Inference time benchmark comparison between CIANNA, TensorFlow and PyTorch for two architectures (LeNet5, darknet19).
[Up to date with V-1.0.0.0 release]
Main performance-related observations regarding CIANNA:
On par with other widely adopted frameworks for raw compute performance.
Takes a significant lead in latency-dominated workload (small networks)
Scale well with the batch size on small systems or when using the CPU compute method.
Perfectly usable for real-time applications on light systems (e.g., YOLO detection connected to a camera feed at a high framerate)
For a performance comparison between available compute methods with CIANNA over a given light system, refer to the step-by-step ubuntu installation guide.
Inference performance benchmark (06/2025)
Configuration: Free Google Colab environment from June 2025, using an Nvidia T4 GPU (Turing, 2560 Cuda cores, 16 GB RAM, peak FP32: 8.141 TFLOPS, and FP16: 65.13 TFLOPS). The used versions of each framework are: CIANNA 1.0 (Cuda 12.5), TensorFlow 2.71 (Cuda 12.5), PyTorch 2.6.0 (Cuda 12.4). All networks are evaluated for inference only, but most observations remain valid for training. Network architectures and notebooks are provided at the end of the page.
Observations
CIANNA strongly outperforms both TF and Torch for small networks and small batch sizes (latency-dominated regime).
For large batch sizes (2048 and above), CIANNA with FP32 compute gets slower than TF and Torch, but it remains the fastest with FP16 compute up to a batch size of 2048, where it matches TF's FP16 performance.
All frameworks scale similarly with the input size.
Remarks about the benchmark
We acknowledge that the Google Colab environment is far from optimal for benchmarking, as performance can vary significantly with reruns or depending on the time of day. It still offers a relatively reproducible configuration that is easily accessible for anyone to reproduce the benchmark. Each measure corresponds to the maximum performance achieved over multiple runs, accounting for warm-up and variability.
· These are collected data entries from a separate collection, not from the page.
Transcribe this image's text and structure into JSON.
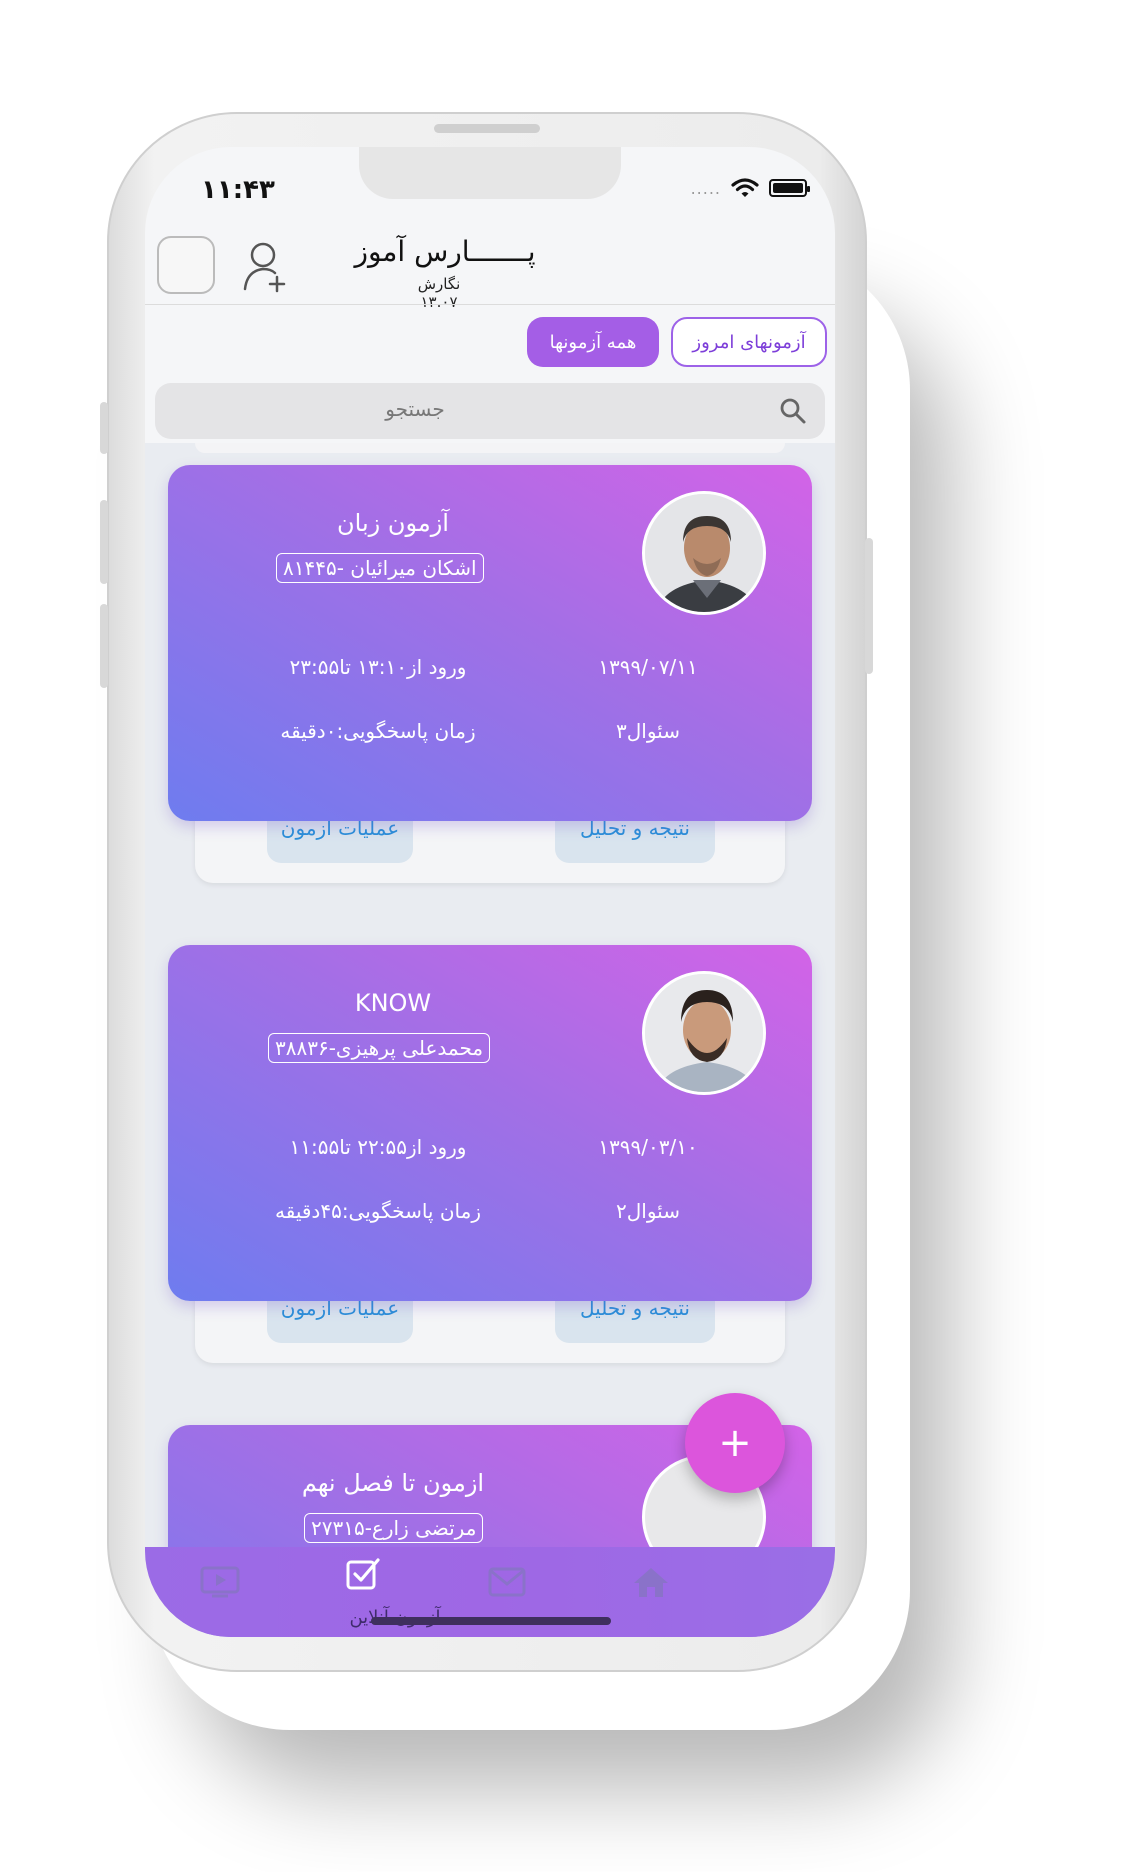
{
  "status_bar": {
    "time": "۱۱:۴۳",
    "signal_dots": "....."
  },
  "header": {
    "title": "پـــــــارس آموز",
    "subtitle": "نگارش ۱۳.۰۷"
  },
  "tabs": [
    {
      "label": "آزمونهای امروز",
      "active": false
    },
    {
      "label": "همه آزمونها",
      "active": true
    }
  ],
  "search": {
    "placeholder": "جستجو"
  },
  "exams": [
    {
      "title": "آزمون زبان",
      "teacher": "اشکان  میرائیان -۸۱۴۴۵",
      "entry": "ورود از۱۳:۱۰ تا۲۳:۵۵",
      "date": "۱۳۹۹/۰۷/۱۱",
      "duration": "زمان پاسخگویی:۰دقیقه",
      "questions": "۳سئوال",
      "actions": {
        "result": "نتیجه و تحلیل",
        "operations": "عملیات آزمون"
      }
    },
    {
      "title": "KNOW",
      "teacher": "محمدعلی پرهیزی-۳۸۸۳۶",
      "entry": "ورود از۲۲:۵۵ تا۱۱:۵۵",
      "date": "۱۳۹۹/۰۳/۱۰",
      "duration": "زمان پاسخگویی:۴۵دقیقه",
      "questions": "۲سئوال",
      "actions": {
        "result": "نتیجه و تحلیل",
        "operations": "عملیات آزمون"
      }
    },
    {
      "title": "ازمون تا فصل نهم",
      "teacher": "مرتضی زارع-۲۷۳۱۵"
    }
  ],
  "fab": {
    "label": "+"
  },
  "bottom_nav": {
    "active_label": "آزمون آنلاین"
  },
  "colors": {
    "accent": "#a45ee6",
    "fab": "#dc55dc",
    "link": "#2a8fd8"
  }
}
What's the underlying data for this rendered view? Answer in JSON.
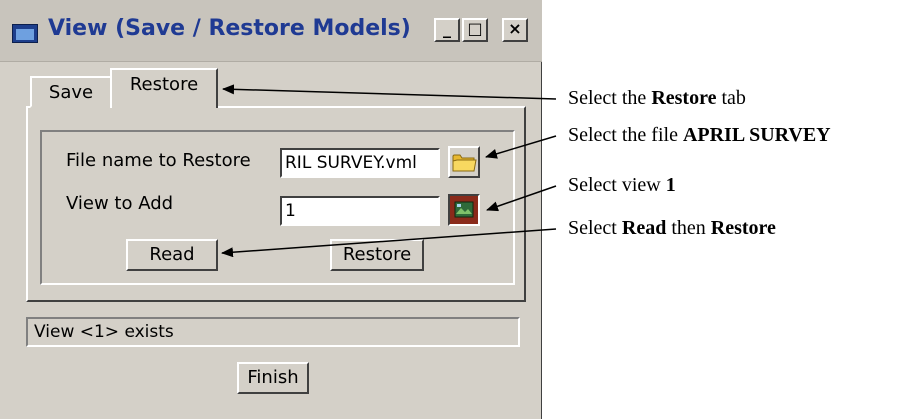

All tests were conducted within a relatively short time window to minimize the variability of global load on Colab servers.
Comparing frameworks is a challenging task, as they operate differently at the lower level. We designed our benchmark based on what can be measured during a typical CIANNA inference and tried to reproduce the same set of operations with TF and Torch. In practice, performance measurement covers the following steps: data transformation into a framework-specific format, data transfer from the CPU to the GPU, and computation time over a fixed-size test dataset. When computing in FP16 mixed precision, we exclude the conversion of the original CPU-hosted dataset to FP16. However, converting to FP16 tensor and moving it from the CPU to the GPU is accounted for in the time measurement. These choices could be discussed, but the current setup should be quite close to real-world inference performance on a large dataset for all frameworks.
This benchmark was conducted without any form of JIT/XLA compilation or CUDA graph construction. Since it is difficult to decouple compilation and graph construction, and since CIANNA does not yet support CUDA graphs, it would lead to an unfair comparison. Preliminary tests using compilation and graphs with Torch showed a speedup of around 5 to 10% at all batch sizes on the LeNet5 test. With TF, the improvement is much more striking, achieving a 100% speedup across all batch sizes and a maximum inference speed of 250,000 IPS in mixed-FP16 using batches of 2048. Still, CIANNA remains significantly faster for small batches (8 and 16). For the deeper darknet19-like architecture, we observe a 50% speedup for Torch at 224x224 resolution, but almost no improvement at higher resolutions. In contrast, for TF, the mixed-FP16 performance increases by 20% at both resolutions, but there is no improvement when using FP32. This illustrates again that not all frameworks face the same limitations and bottlenecks.